I don't not believe: We know Reyes is good at her gig, because she comes up with all the pertinent details on Absalom overnight. So we can welcome her into the fold because she's not trying to cover things up like Diana Fowley or doesn't just butcher investigations like Jeffrey Spender.

And we probably haven't been giving Scully her due credit for supernatural abilities, because she just had a vision of Mulder. This is the most powerful moment in the episode, since we know from S1E13's "Beyond the Sea" that she saw her father for a moment right after he passed away. It's a payoff for all those who have been watching since virtually the beginning and it feels like a gut punch before they even find Fox.

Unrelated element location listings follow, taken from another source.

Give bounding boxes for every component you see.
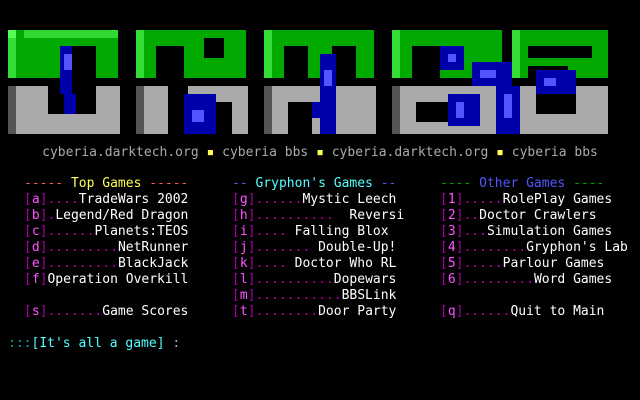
header-dashes: -- — [380, 176, 397, 191]
logo-green-band — [8, 30, 608, 78]
menu-key: e — [31, 256, 40, 271]
menu-label: NetRunner — [117, 240, 189, 255]
menu-label: Door Party — [318, 304, 397, 319]
menu-key: t — [239, 304, 248, 319]
top-games-column: ----- Top Games ----- [a].... TradeWars 2… — [24, 176, 224, 320]
menu-item-bbslink[interactable]: [m]........... BBSLink — [232, 288, 432, 304]
menu-item-doctor-who-rl[interactable]: [k].... Doctor Who RL — [232, 256, 432, 272]
menu-label: Game Scores — [102, 304, 189, 319]
menu-item-roleplay-games[interactable]: [1]..... RolePlay Games — [440, 192, 640, 208]
header-dashes: ---- — [573, 176, 605, 191]
menu-item-doctor-crawlers[interactable]: [2].. Doctor Crawlers — [440, 208, 640, 224]
menu-item-mystic-leech[interactable]: [g]...... Mystic Leech — [232, 192, 432, 208]
menu-label: Dopewars — [333, 272, 397, 287]
command-prompt[interactable]: :::[It's all a game] : — [8, 336, 180, 352]
menu-label: Quit to Main — [510, 304, 605, 319]
menu-item-parlour-games[interactable]: [5]..... Parlour Games — [440, 256, 640, 272]
menu-label: Word Games — [533, 272, 613, 287]
menu-key: d — [31, 240, 40, 255]
bullet-icon: ▪ — [206, 145, 215, 160]
gryphons-games-header: -- Gryphon's Games -- — [232, 176, 432, 192]
menu-key: 3 — [447, 224, 456, 239]
menu-item-word-games[interactable]: [6]......... Word Games — [440, 272, 640, 288]
menu-key: q — [447, 304, 456, 319]
header-dashes: ----- — [24, 176, 64, 191]
menu-label: Operation Overkill — [47, 272, 189, 287]
menu-item-dopewars[interactable]: [l].......... Dopewars — [232, 272, 432, 288]
prompt-cursor: : — [164, 336, 181, 351]
header-dashes: ----- — [149, 176, 189, 191]
menu-item-tradewars[interactable]: [a].... TradeWars 2002 — [24, 192, 224, 208]
menu-key: a — [31, 192, 40, 207]
menu-item-planets-teos[interactable]: [c]...... Planets:TEOS — [24, 224, 224, 240]
gryphons-games-column: -- Gryphon's Games -- [g]...... Mystic Le… — [232, 176, 432, 320]
menu-label: Doctor Who RL — [286, 256, 397, 271]
top-games-header: ----- Top Games ----- — [24, 176, 224, 192]
menu-item-gryphons-lab[interactable]: [4]........ Gryphon's Lab — [440, 240, 640, 256]
menu-label: Legend/Red Dragon — [55, 208, 189, 223]
other-games-column: ---- Other Games ---- [1]..... RolePlay G… — [440, 176, 640, 320]
bullet-icon: ▪ — [496, 145, 504, 160]
menu-item-simulation-games[interactable]: [3]... Simulation Games — [440, 224, 640, 240]
other-games-header: ---- Other Games ---- — [440, 176, 640, 192]
tagline-host-2: cyberia.darktech.org — [331, 145, 489, 160]
menu-key: f — [31, 272, 40, 287]
menu-label: Gryphon's Lab — [526, 240, 628, 255]
menu-key: 1 — [447, 192, 456, 207]
bbs-ansi-logo — [8, 30, 608, 134]
menu-item-operation-overkill[interactable]: [f] Operation Overkill — [24, 272, 224, 288]
menu-item-legend-red-dragon[interactable]: [b]. Legend/Red Dragon — [24, 208, 224, 224]
header-dashes: ---- — [440, 176, 472, 191]
menu-key: h — [239, 208, 248, 223]
menu-label: RolePlay Games — [502, 192, 613, 207]
menu-item-double-up[interactable]: [j]....... Double-Up! — [232, 240, 432, 256]
menu-key: m — [239, 288, 248, 303]
menu-label: Parlour Games — [502, 256, 605, 271]
menu-item-quit-to-main[interactable]: [q]...... Quit to Main — [440, 304, 640, 320]
menu-item-door-party[interactable]: [t]........ Door Party — [232, 304, 432, 320]
tagline-name-1: cyberia bbs — [222, 145, 309, 160]
menu-label: Planets:TEOS — [94, 224, 189, 239]
menu-label: BBSLink — [341, 288, 397, 303]
menu-label: TradeWars 2002 — [78, 192, 189, 207]
menu-key: 5 — [447, 256, 456, 271]
menu-label: BlackJack — [117, 256, 189, 271]
menu-key: s — [31, 304, 40, 319]
menu-key: b — [31, 208, 40, 223]
menu-label: Doctor Crawlers — [479, 208, 597, 223]
header-dashes: -- — [232, 176, 248, 191]
bullet-icon: ▪ — [316, 145, 324, 160]
tagline-host-1: cyberia.darktech.org — [42, 145, 199, 160]
prompt-colons: ::: — [8, 336, 32, 351]
menu-key: l — [239, 272, 248, 287]
menu-item-reversi[interactable]: [h].......... Reversi — [232, 208, 432, 224]
menu-key: c — [31, 224, 40, 239]
menu-item-game-scores[interactable]: [s]....... Game Scores — [24, 304, 224, 320]
menu-key: g — [239, 192, 248, 207]
prompt-text: It's all a game — [39, 336, 157, 351]
tagline-name-2: cyberia bbs — [511, 145, 598, 160]
menu-item-falling-blox[interactable]: [i].... Falling Blox — [232, 224, 432, 240]
menu-key: j — [239, 240, 248, 255]
menu-key: 2 — [447, 208, 456, 223]
menu-label: Double-Up! — [310, 240, 397, 255]
tagline: cyberia.darktech.org ▪ cyberia bbs ▪ cyb… — [0, 145, 640, 161]
menu-key: i — [239, 224, 248, 239]
menu-label: Falling Blox — [286, 224, 389, 239]
menu-key: 6 — [447, 272, 456, 287]
top-games-title: Top Games — [63, 176, 150, 191]
menu-label: Mystic Leech — [302, 192, 397, 207]
menu-key: k — [239, 256, 248, 271]
menu-item-netrunner[interactable]: [d]......... NetRunner — [24, 240, 224, 256]
gryphons-games-title: Gryphon's Games — [247, 176, 381, 191]
menu-key: 4 — [447, 240, 456, 255]
menu-label: Reversi — [333, 208, 405, 223]
other-games-title: Other Games — [471, 176, 574, 191]
menu-label: Simulation Games — [486, 224, 613, 239]
menu-item-blackjack[interactable]: [e]......... BlackJack — [24, 256, 224, 272]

Dana's also an eagle-eyed Jeremiah Smith spotter, picking him out of a pretty big crowd. She's less good about figuring out the investigation has put Smith at risk. He needs protection before the unthinkable happens and the way of healing Mulder (and other abductees all over the country) gets taken away exactly when Fox has been returned. So I understand Scully's pain and I'm feeling it. But I just cringe when she then screams, "This is not happening," only to well up in tears from her plaintive cry, "No," in her very next breath. They shouldn't have tried to so hard to shoehorn it together, the emotions were already there.

Guest star of the week: She ain't in the cast yet, so I'm free to give Annabeth Gish kudos here in her first appearance as Monica Reyes. Like Doggett before her, Monica brings a fresh perspective. And like Mulder before her, Reyes was considered a black sheep to those she worked with. Although she's not a card-carrying believer, she'll remain open to the possibilities. I ... believe that we can make use of that moving forward.